Ladies Auxiliary Corps, Post no. 5, besides supporting the returning veterans, assumed some civic activities as mentioned in their notes:
Through its influence and efforts, in 1932 the Ladies forced the Detroit Public Library to remove from its shelves a derogatory book titled Let the Day Perish. When a mound honoring Marshal Józef Piłsudski was being built in Kraków
), the Ladies Auxiliary of Post Nr. 5 sent an urn with earth from this Polish Soldiers Cemetery, to be added to this mound, Kopiec Piłsudskiego. The Ladies also fully supported three Polish orphans in France until they were adopted by families in Scotland.
We continue reading from the 1946 Booklet:
During World War II and until today, the Ladies participate in relief efforts for Poland; worked in the Polish sector of the American Red Cross sewing clothing, undergarments and bandages; help the Friends of Polish Soldiers organization in Canada and elsewhere sending holiday food packages to needy veteran families; are currently wholeheartedly engaged in helping orphanages in Poland. True to their goals, they stand ready today to offer help to the Polish soldier, veteran who fought valiantly for Poland’s independence.
The Ladies Auxiliary Post No. 5 became independent ofSWAP in 1937. However they continued as a free-standing charitable group, concentrating on helping Polish Army Veterans.
In their 25th Anniversary Souvenir Booklet, dated November 4, 1951, we learn that their name has changed from “Korpus Pomocniczy Nr. 5, SWAP” to “Korpus Pomocniczy Placówka Nr. 12 affiliating with “Polski Legion Amerykańskich Weteranów” (PLAV) “for reasons not of their doing.”

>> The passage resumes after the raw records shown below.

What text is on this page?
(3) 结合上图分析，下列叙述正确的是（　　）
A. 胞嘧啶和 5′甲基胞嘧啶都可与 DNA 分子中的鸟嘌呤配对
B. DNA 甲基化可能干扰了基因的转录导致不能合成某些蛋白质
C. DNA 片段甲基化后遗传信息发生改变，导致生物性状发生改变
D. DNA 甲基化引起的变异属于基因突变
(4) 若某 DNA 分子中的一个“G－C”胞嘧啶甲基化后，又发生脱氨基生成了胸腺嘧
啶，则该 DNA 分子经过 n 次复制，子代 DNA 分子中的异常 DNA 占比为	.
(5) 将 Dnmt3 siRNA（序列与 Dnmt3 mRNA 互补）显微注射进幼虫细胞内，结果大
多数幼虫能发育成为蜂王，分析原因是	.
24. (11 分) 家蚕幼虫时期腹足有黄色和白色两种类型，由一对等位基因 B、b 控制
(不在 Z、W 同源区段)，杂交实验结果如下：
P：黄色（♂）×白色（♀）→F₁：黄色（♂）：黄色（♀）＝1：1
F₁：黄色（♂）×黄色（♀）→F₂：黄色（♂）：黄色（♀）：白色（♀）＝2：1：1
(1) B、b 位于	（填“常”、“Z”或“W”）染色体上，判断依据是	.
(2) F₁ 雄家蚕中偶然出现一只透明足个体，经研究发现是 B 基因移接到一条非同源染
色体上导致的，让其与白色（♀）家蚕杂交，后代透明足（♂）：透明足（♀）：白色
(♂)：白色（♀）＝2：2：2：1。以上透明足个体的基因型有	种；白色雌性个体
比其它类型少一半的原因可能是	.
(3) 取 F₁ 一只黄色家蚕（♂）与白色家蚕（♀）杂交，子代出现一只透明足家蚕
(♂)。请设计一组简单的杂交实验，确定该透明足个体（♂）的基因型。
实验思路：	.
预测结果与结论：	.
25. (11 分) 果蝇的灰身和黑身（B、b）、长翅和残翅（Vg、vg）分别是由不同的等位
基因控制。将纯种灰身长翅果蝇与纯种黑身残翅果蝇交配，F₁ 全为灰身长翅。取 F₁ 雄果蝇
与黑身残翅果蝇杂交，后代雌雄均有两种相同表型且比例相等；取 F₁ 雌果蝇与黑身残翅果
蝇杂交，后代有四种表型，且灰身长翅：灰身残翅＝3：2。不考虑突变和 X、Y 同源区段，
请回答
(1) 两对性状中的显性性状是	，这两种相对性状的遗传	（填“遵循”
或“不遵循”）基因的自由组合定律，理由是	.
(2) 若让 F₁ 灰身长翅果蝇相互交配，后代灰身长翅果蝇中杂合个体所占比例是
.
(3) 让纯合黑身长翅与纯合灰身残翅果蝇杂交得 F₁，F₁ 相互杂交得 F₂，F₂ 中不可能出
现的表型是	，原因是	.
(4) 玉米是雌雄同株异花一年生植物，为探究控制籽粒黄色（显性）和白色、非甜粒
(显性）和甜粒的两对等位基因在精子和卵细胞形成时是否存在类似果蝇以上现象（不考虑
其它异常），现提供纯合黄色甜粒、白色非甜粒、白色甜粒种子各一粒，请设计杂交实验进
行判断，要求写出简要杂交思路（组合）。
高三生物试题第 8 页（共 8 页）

We read: “The dearest and sincerest wish of the members was to have their own ‘home’ (siedziba). So, when the opportunity presented itself, they purchased a few parcels of land with the intent of building their own corner. Together with the veteran members of PLAV, they lived to see the opening of their new quarters. In 1949, they became officially affiliated with PLAV.”
The list of officers in 1951 was:
Katarzyna Galas, president
Bronisława Świderska and Czesława Erenfejcht, vice-presidents
Helena Rarogiewicz, financial secretary
Aniela Zapytowska, recording secretary
Jadwiga Wenda, treasurer
Auditors: Janina Mościcka, Stanisława Janicka, Władysława Kurzawska
In researching the stories of the veterans buried at Holy Sepulchre Cemetery, I often read how their comrades-in-arms prepared them a fitting farewell. It should be noted that the Ladies are the ones who ordered and funded the church service, funeral director and gravesite preparation and performed these duties for over thirty years. Throughout these years, membership varied from 100 to 40.
In spite of their occasional turbulent history, these kind, charitable, patriotic ladies managed to achieve what could be considered, in today’s world, a gigantic accomplishment: preserving lasting evidence of the sacrifice of the men, young and old, who volunteered to dedicate their lives to a highly noble cause: the freedom and independence of their homeland, Poland. These men are true heroes.
The ladies of Korpus 5tyare also heroines, though their actions were on a different field and done for the welfare of veterans who, through no fault of their own, fell on hard times. Most of all they should be remembered for undertaking the creation of the Polish Soldiers’ Cemetery.